My father had brought several books with him from America (including a Bible and a dictionary), books he kept on a shelf in the cabin and, after the midday meal or when the light hung on in summer, would read to me, sometimes having me take a chapter when he wanted to rest or smoke, so that in time English was the first language I could read well. Thoreau’s Walden, a slim volume of Walt Whitman’s poetry, a large, tattered version of Herman Melville’s Moby-Dick (which we read from so often the pages fell out), and, my father’s greatest treasure, the personal memoirs of Ulysses S. Grant in two volumes bound in leather and kept together by a length of hide. And so, America became for me on those nights not a place but a voice, the voice of one man sitting alone at his table and telling another of what he had seen and had made—or would like yet to make, if there would be time—of the world.

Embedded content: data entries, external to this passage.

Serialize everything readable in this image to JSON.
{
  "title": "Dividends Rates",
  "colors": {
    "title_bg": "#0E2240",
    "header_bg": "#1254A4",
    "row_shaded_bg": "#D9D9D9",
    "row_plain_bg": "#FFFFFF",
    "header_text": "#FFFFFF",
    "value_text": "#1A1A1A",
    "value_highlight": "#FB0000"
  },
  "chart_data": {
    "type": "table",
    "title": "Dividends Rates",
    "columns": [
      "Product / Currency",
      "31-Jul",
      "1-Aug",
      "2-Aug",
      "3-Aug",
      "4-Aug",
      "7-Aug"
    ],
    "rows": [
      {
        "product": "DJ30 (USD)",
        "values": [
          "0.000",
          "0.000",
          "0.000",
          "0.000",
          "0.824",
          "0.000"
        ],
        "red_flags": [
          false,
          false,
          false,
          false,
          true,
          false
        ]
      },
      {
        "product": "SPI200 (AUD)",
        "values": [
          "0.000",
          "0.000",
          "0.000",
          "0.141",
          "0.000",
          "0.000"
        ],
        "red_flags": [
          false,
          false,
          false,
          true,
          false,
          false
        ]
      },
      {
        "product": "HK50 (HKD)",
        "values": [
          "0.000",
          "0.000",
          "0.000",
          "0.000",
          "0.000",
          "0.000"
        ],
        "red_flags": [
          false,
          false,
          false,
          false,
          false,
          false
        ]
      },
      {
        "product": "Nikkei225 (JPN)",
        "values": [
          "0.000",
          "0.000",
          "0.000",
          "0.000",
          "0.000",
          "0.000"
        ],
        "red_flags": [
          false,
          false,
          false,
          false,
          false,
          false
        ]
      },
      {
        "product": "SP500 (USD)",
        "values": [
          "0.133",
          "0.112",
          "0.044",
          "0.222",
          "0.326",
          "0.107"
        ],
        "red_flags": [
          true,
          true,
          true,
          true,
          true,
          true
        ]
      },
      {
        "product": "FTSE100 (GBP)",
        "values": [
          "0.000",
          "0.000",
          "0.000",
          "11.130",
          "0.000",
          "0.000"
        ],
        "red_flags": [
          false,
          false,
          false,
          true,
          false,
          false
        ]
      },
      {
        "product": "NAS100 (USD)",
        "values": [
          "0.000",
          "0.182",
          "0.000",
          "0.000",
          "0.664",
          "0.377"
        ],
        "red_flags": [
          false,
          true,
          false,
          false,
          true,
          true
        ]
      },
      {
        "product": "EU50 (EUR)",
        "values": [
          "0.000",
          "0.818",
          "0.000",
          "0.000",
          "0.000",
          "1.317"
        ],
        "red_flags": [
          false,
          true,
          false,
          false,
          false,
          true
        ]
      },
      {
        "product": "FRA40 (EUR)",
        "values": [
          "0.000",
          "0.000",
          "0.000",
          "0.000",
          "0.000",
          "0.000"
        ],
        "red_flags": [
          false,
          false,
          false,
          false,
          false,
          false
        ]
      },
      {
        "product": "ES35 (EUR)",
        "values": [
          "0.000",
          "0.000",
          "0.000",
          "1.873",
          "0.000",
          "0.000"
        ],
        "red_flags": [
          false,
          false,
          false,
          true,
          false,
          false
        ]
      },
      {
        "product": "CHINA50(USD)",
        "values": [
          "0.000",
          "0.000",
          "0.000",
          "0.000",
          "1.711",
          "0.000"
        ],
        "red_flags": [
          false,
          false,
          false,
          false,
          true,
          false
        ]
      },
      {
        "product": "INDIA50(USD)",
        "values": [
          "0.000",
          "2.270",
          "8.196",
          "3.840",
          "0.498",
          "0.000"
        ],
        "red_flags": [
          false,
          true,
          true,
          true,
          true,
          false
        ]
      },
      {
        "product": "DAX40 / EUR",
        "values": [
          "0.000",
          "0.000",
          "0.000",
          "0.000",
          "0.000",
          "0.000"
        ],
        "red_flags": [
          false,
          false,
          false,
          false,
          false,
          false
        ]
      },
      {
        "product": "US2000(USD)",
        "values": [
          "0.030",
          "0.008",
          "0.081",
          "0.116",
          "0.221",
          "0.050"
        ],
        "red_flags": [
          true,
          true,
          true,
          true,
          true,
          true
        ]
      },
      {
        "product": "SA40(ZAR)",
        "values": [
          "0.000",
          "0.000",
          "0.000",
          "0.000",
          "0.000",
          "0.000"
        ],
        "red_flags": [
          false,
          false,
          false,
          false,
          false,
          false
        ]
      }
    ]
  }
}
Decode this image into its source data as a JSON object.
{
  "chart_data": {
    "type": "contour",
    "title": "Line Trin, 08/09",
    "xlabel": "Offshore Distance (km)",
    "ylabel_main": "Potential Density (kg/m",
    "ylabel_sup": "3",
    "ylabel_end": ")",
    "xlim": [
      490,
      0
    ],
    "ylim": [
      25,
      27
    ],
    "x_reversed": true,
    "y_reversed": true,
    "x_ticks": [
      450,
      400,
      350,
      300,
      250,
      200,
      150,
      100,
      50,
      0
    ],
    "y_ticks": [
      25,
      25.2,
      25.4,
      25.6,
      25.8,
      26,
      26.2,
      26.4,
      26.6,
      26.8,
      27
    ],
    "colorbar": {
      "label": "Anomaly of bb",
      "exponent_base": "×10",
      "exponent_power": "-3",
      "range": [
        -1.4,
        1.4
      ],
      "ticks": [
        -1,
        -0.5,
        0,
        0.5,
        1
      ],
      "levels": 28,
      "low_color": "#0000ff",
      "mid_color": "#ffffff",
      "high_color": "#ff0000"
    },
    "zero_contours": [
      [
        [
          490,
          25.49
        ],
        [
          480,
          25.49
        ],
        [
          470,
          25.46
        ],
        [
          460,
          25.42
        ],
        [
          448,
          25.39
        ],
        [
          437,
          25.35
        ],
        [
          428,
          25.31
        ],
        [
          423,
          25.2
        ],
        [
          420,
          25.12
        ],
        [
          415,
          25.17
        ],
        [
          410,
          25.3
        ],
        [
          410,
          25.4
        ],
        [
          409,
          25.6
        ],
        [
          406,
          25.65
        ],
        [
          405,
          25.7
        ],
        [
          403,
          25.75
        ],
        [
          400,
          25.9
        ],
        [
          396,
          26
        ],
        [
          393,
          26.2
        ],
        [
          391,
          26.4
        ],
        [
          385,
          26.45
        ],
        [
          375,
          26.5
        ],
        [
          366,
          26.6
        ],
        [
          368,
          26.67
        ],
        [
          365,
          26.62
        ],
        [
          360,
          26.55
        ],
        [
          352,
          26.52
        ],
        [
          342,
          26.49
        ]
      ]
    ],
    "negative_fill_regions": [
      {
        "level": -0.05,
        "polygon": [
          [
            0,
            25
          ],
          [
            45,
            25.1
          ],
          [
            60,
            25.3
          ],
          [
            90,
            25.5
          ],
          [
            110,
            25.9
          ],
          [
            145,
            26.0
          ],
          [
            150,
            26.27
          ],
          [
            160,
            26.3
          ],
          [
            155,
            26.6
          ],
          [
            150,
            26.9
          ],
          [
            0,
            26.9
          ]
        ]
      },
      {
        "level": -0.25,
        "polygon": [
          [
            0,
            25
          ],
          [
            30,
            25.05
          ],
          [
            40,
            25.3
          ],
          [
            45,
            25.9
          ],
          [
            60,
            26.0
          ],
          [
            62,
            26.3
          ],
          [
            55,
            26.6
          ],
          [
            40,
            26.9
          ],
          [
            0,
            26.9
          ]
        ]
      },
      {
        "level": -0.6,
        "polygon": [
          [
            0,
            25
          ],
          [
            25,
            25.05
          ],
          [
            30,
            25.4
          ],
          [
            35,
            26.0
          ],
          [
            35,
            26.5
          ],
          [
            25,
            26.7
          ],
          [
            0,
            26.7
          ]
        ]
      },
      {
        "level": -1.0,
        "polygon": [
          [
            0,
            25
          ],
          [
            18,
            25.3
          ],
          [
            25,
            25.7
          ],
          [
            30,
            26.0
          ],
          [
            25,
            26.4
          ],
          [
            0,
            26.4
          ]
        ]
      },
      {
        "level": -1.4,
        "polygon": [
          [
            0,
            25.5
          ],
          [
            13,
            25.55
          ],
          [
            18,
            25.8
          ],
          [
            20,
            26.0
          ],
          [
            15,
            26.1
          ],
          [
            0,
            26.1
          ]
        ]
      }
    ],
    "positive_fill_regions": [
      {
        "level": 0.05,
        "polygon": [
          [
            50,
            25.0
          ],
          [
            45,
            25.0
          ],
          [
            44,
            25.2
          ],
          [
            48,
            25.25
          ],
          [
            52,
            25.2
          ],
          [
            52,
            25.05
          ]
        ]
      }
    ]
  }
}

If I could have ceased what pendulums swung, or wheels turned, or water clocks emptied, then, in order to keep the Fates from marching in time, I would have, for though it is what a boy naturally wishes when he fears change will come upon what he loves and take it away, a man remembers it, too, and in his heart wishes the same when all around him he feels only loss, loss that has been his companion for some time, and promises yet to remain at his side.